Summary
BaxHTN is a study designed to test the safety, tolerability and effectiveness of a new medication, baxdrostat 1mg or 2mg or placebo, in people with high blood pressure that is not well controlled despite a stable regimen of at least 2 antihypertensive agents (one of which is a diuretic).
Throughout the study, you will keep taking your regular blood pressure medication. You may need to stop taking certain medicines. The study doctor will discuss this with you in detail.
Inclusion Criteria
- Male or female participants must be ≥ 18 years old
- Mean systolic blood pressure at screening visit in clinic ≥ 140 mmHg and < 170 mmHg
- Stable regimen of at least 2 antihypertensive medications, from different therapeutic classes (at least one must be a diuretic)
Exclusion Criteria
- Mean systolic blood pressure at screening visit in clinic ≥ 170 mmHg
- Mean diastolic blood pressure at screening visit in clinic ≥ 110 mmHg
- Secondary causes of hypertension: renal artery stenosis, uncontrolled or untreated hyperthyroidism, uncontrolled or untreated hypothyroidism, pheochromocytoma, Cushing’s syndrome, aortic coarctation
- New York Heart Association functional heart failure class IV at Screening
- Persistent atrial fibrillation
Duration
This study will last either 7 or 14 months (depending on what treatment group you are in) and has 4 parts: screening, run-in, treatment and follow-up.

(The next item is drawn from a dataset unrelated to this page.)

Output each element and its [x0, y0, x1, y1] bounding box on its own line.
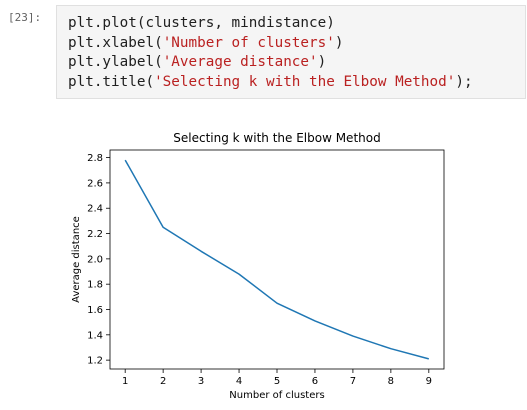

In total, you may have up to 18 visits as part of this study. These visits will last between 15 minutes and 2.5 hours, depending on the number of tests and assessments.
Further resources for this study
https://www.astrazenecaclinicaltrials.com/study/D6970C00002/
https://clinicaltrials.gov/study/NCT06034743?term=D6970C00002&rank=1
What to do next if you are interested in participating
If you are interested to find out more, and possibly participate, please fill in the screening form below for this study.
Alternatively, please call 07788130868 or email nhsnwl.baxhtn@nhs.net for further information.
Legal matters
By submitting the form above you agree for us to hold your personal data for the purposes of assessing your suitability for this study, or other similar studies, and also to hold the data during the period of a study that you participate in. Assessment of suitability for participation normally involves the collection of personal medical information. We may need to share this information with either your registered GP surgery. If you participate in a study we may be required to share personal medical information that is relevant to the study with the sponsor so that the effectiveness and outcome can be evaluated.
We take informed consent very seriously, and will discuss this with you in detail before you participate in any study. Informed consent means that you understand what the study is about, what is involved, potential risks, data collection, communication, and various other matters so that you have a complete view and have time to consider everything before agreeing to participate.